At the time of Dr. Warfield’s death, Dr. Francis Landey Patton, who had formerly served as President of Princeton University and later as President of Princeton Seminary, stated that under Dr. Warfield’s leadership “the department of Systematic Theology has been built up and has attained a position in this Seminary which it never had before and, so far as my knowledge and information go, exists nowhere else.”

And Dr. Samuel G. Craig, the able Editor of Christianity Today, one of the sound church papers in the Northern Presbyterian Church, wrote in 1934: “For instance, I am sure that at the time of his death there was no man in the world-—I make no exceptions—who knew more about the New Testament and what has been said against its trustworthiness than Benjamin B. Warfield. Again I am sure that at the time of his death there was no man in the world—here too I make no exceptions—who knew more about the Old Testament and what has been said against its trustworthiness than Robert Dick Wilson. Yet I am sure that Dr. Warfield would have said about the New Testament what Dr. Wilson said about the Old Testament: that no man knows enough to say that it contains errors.”

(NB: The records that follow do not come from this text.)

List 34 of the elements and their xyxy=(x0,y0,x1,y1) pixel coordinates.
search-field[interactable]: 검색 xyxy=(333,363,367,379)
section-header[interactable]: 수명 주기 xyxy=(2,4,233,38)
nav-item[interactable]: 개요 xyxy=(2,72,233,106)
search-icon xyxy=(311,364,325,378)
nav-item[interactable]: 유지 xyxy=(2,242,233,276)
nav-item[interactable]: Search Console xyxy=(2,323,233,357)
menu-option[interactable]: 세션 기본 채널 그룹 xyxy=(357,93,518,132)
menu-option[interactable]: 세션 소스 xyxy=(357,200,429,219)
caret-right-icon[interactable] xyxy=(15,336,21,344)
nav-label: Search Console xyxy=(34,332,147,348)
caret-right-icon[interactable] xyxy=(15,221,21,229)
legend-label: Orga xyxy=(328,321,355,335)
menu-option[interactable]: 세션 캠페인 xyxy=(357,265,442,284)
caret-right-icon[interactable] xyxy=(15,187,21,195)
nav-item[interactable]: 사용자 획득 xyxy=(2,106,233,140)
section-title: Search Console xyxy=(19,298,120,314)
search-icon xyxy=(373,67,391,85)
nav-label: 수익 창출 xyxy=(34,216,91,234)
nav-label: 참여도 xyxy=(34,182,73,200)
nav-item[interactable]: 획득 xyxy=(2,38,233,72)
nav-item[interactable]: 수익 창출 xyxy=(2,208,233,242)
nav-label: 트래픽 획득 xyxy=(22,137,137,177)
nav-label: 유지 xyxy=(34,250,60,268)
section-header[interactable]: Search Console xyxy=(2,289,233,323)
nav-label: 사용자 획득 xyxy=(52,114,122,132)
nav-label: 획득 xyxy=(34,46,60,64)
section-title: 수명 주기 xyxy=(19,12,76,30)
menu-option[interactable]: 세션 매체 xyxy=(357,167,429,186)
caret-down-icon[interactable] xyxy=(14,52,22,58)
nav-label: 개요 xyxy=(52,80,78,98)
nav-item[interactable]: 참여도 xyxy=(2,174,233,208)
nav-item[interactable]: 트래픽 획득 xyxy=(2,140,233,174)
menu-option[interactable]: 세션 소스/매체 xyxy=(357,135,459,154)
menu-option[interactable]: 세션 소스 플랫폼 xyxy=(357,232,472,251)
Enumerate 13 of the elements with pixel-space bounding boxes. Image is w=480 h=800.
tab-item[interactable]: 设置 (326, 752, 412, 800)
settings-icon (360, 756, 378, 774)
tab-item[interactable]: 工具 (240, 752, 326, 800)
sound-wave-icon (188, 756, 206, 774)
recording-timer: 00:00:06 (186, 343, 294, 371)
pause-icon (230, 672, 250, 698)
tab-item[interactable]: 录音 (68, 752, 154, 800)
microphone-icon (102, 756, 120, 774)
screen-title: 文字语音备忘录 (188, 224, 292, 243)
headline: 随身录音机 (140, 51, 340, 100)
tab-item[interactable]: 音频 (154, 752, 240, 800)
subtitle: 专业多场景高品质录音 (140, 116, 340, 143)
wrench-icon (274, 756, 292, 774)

In fact, in his monumental volume entitled, The Inspiration and Authority of the Bible, which the Inter-Varsity Magazine, of London, calls “the ablest defense of the conservative view of the inspiration and authority of Holy Scripture that has appeared in the English language,” Dr. Warfield expressed the same view of the Bible’s full trustworthiness which was held by Dr. Robert Dick Wilson.

Dr. Warfield’s view of the inspiration of the Bible and his position in theology were shared by all of his associates on the Princeton Seminary faculty. That able theologian, Dr. John Macleod, Principal of the Free Church College, of Edinburgh, Scotland, has stated that Dr. Warfield, in speaking to him of Dr. Warfield’s associates on the Princeton Seminary faculty, once remarked that, “We are all of one mind.” All of the members of the Seminary faculty were conservative “Old School” theologians who believed that the only consistent system of doctrine and belief taught in the Holy Bible was clearly summarized in the Westminster Confession of Faith and in the Larger and Shorter Catechisms.

Under the leadership of Dr. Warfield, Princeton Seminary stood like a Rock of Gibraltar which, since its founding, had withstood all of the Modernist attacks of unbelief. When perplexing problems of theology were under discussion, Bible-believing Presbyterians everywhere knew that the right answers to the problems could always be found at Princeton Seminary.

Of all of the theological seminaries in the Northern Presbyterian Church, Princeton Seminary alone now stood firmly and consistently for the orthodox position in theology. Its faculty was not in any way contaminated by the liberal “New School” theology. And Princeton Seminary was pouring into the ministry of the Northern Presbyterian Church each year from forty to fifty orthodox young ministers, constituting one-fourth of each year’s total supply of new ministers in that denomination.

A Movement To Reorganize Princeton University

Now for some time there had been a movement under way to try to reorganize the great Princeton Seminary.

The purpose of the proposed reorganization of Princeton Seminary was to make that institution inclusive not only of the conservative “Old School” theology which had always been taught there, but of the liberal “New School” theology as well.

Because of the movement to try to reorganize Princeton Seminary, a fierce struggle had taken place for several years behind the scenes in the Northern Presbyterian Church. By this time the Northern Presbyterian Church consisted of three different groups: a strong, outspoken orthodox group, an active Modernist group, and a so-called “middle-of-the-road” group. This so-called “middle-of-the-road” group was trying to hold on to the Holy Bible and to the Westminster Standards, and at the same time not oppose the Modernists. Many of this so-called “middle-of-the-road” group wanted “peace at any price,” even if it had to be purchased at the cost of serious compromise with error in Christian belief.

Finally, in 1929, in spite of a valient and courageous fight by many of the orthodox group in the Northern Presbyterian Church, those who wanted to reorganize Princeton Seminary won the struggle.